[snip, regarding how "trapcall" works]
While I have no firsthand knowledge of their system, I'll take a guess based on the info on their web page.
What they claim to do is enable a recipient _on some cellphone accounts_ (that's part of the key here), when receiving a call that has CNID blocked, hit a few keys, route the call back to Teltech (Trapcall), and then get the call re-re-routed back to them, this time with a CNID stamp.
There are two tricks here which let it work. At least from a technical side. I'm not sure of the legalities..
a: When the cellular customer first "gets" the call and then hits the "deny" button, the call is redirected to the server at teltech. This is the same situation as if the original recipient bounced it to v-mail or... as in many cases, to their landline office or home phone.
In these situations the call to the third party is treated just as the original one would be, and the caller ID, if present, gets sent forward as well.
In other words, if you're at home (and you've got a landline with caller ID display) and you've got your cell phone set up to "bounce" to your home phone (either automatically or when you hit a key), and a call comes in, you'll see the first CNID on your cellphone. Then, when you bounce it over, it'll show up on your land line.
The original caller doesn't get any obvious indication that the call has been kicked over to a different phone.
Now if the CNID is blocked, then neither your cell phone nor the land line will show it.
BUT....
b: now we get to the magic trick. In reality standard CNID is, indeed, sent from the original caller along with the call initiation itself. If it isn't "blocked", then it gets transmitted to the recipient's phone. If the caller has chosen to block it, then the CNID string makes it "all the way" to the "central office" (term used a bit loosely) that's just before the recipient.

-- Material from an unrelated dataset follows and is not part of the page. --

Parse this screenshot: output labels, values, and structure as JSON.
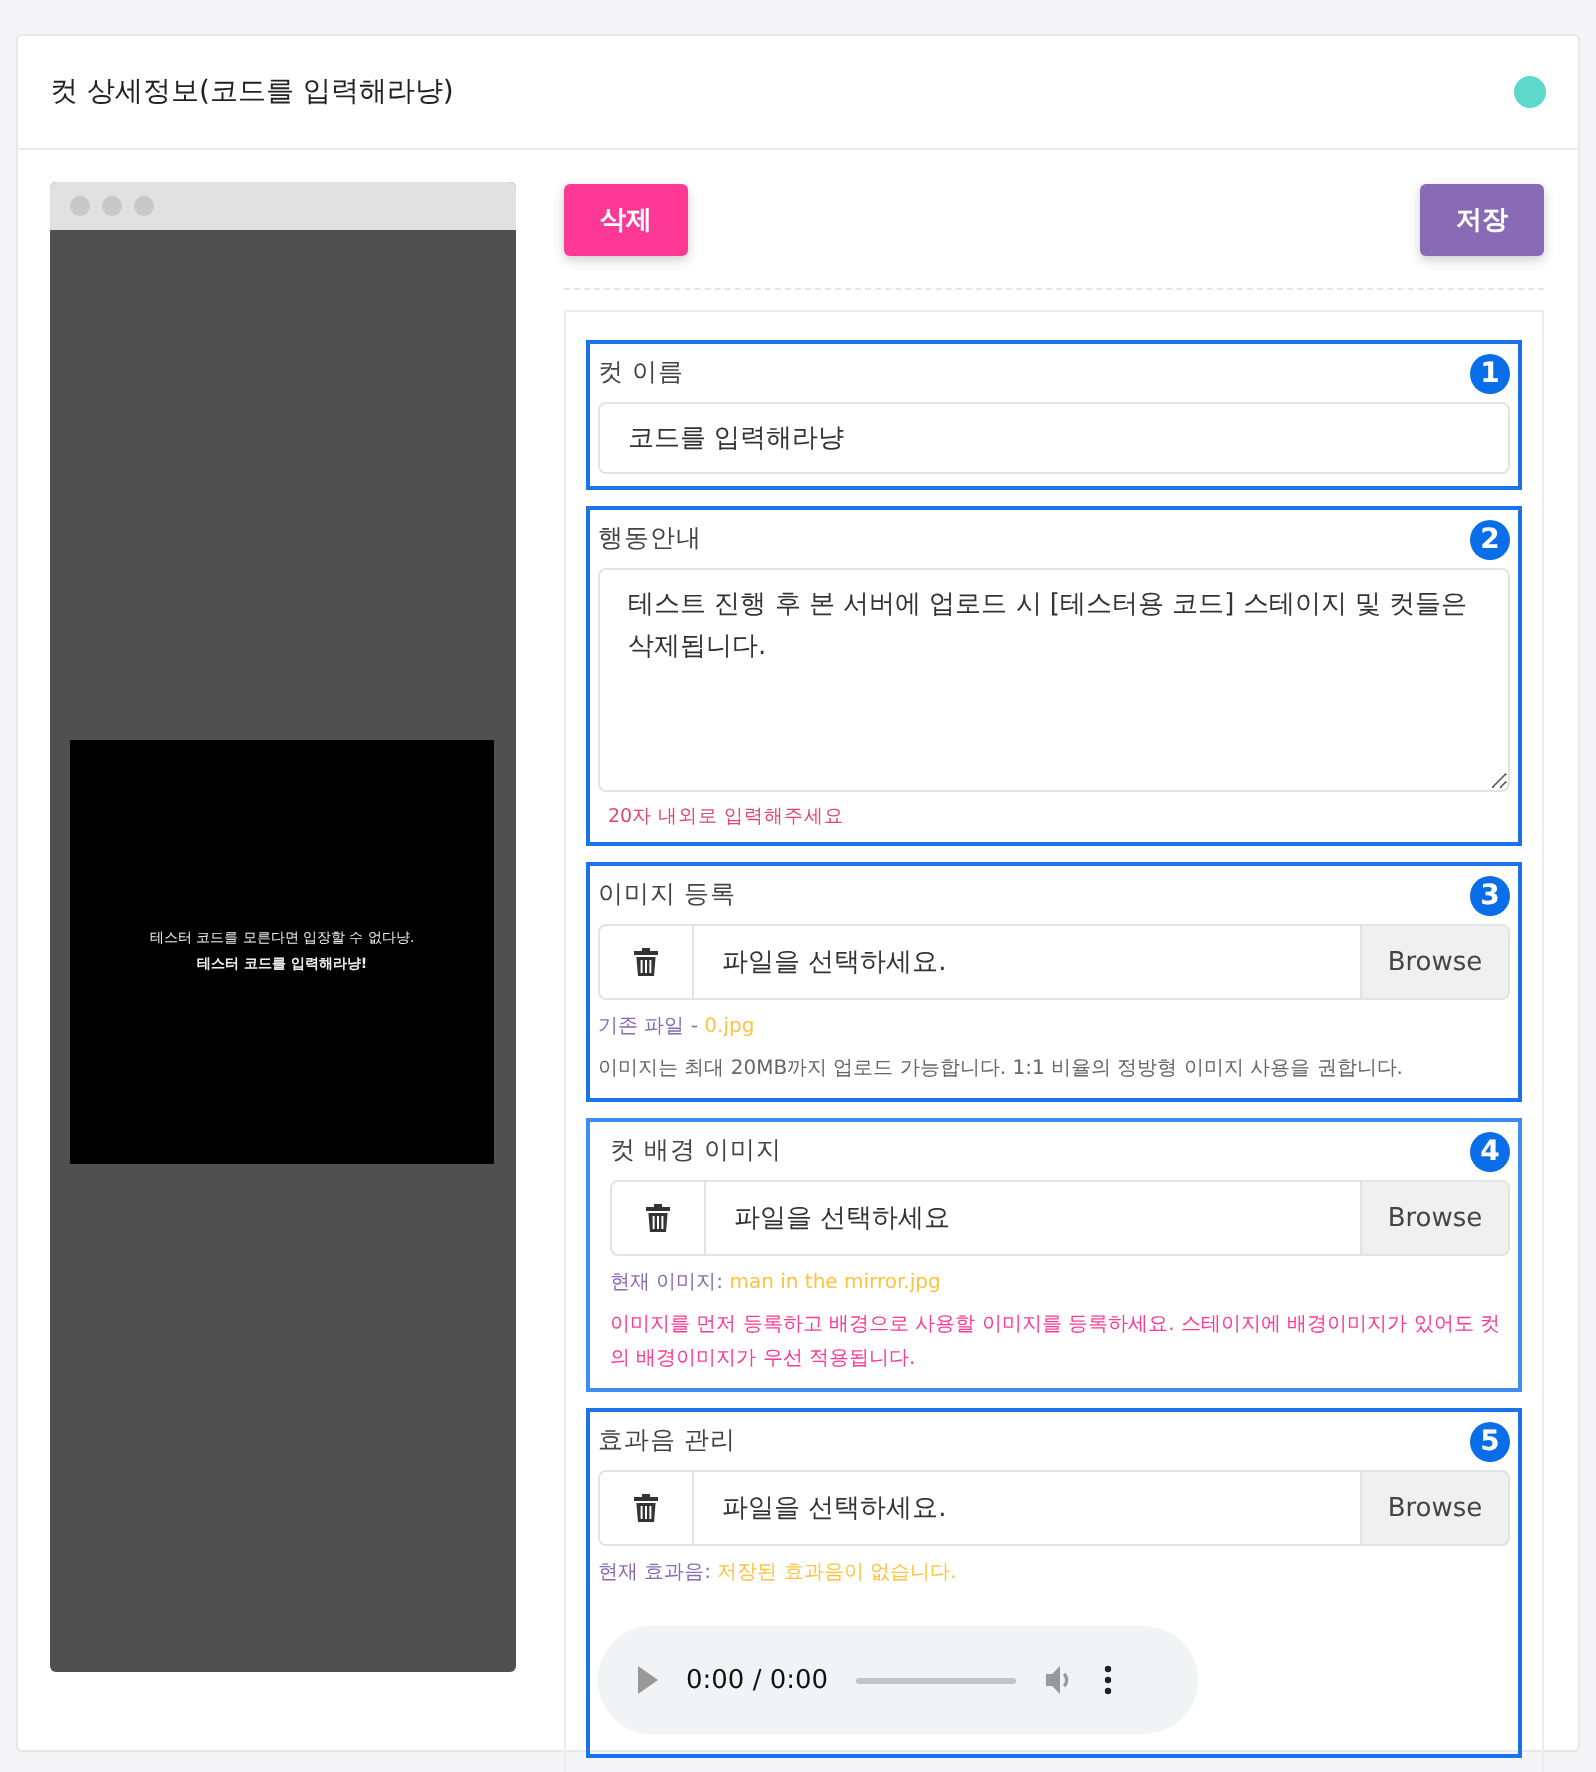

That CO, instead of continuing to pass the CNID, sends along a "private" or "blocked" message.
Keep in mind, again, that the CNID _is_ making it right to that last central office.
What I suspect TelTech is doing is simply grabbing that CNID on the "bounced" call, and instead of dumping it onto the side, they've decided to pass it through.
As to the legalities: On the one hand the FCC is pretty strict with CNID blocking. On the other, and this is where I suspect TelTech is hanging their hook, if the recipient is paying for the call (as in an "800" number), then they're allowed to get the info.
(Usually it's via ANI rather than CNID, but the concept is the same).
Since cellular customers pay for incoming calls, then a good case could be made (and I've made it in the past, but never pushed it through...) that cellular accounts should be able to similarly see who's calling.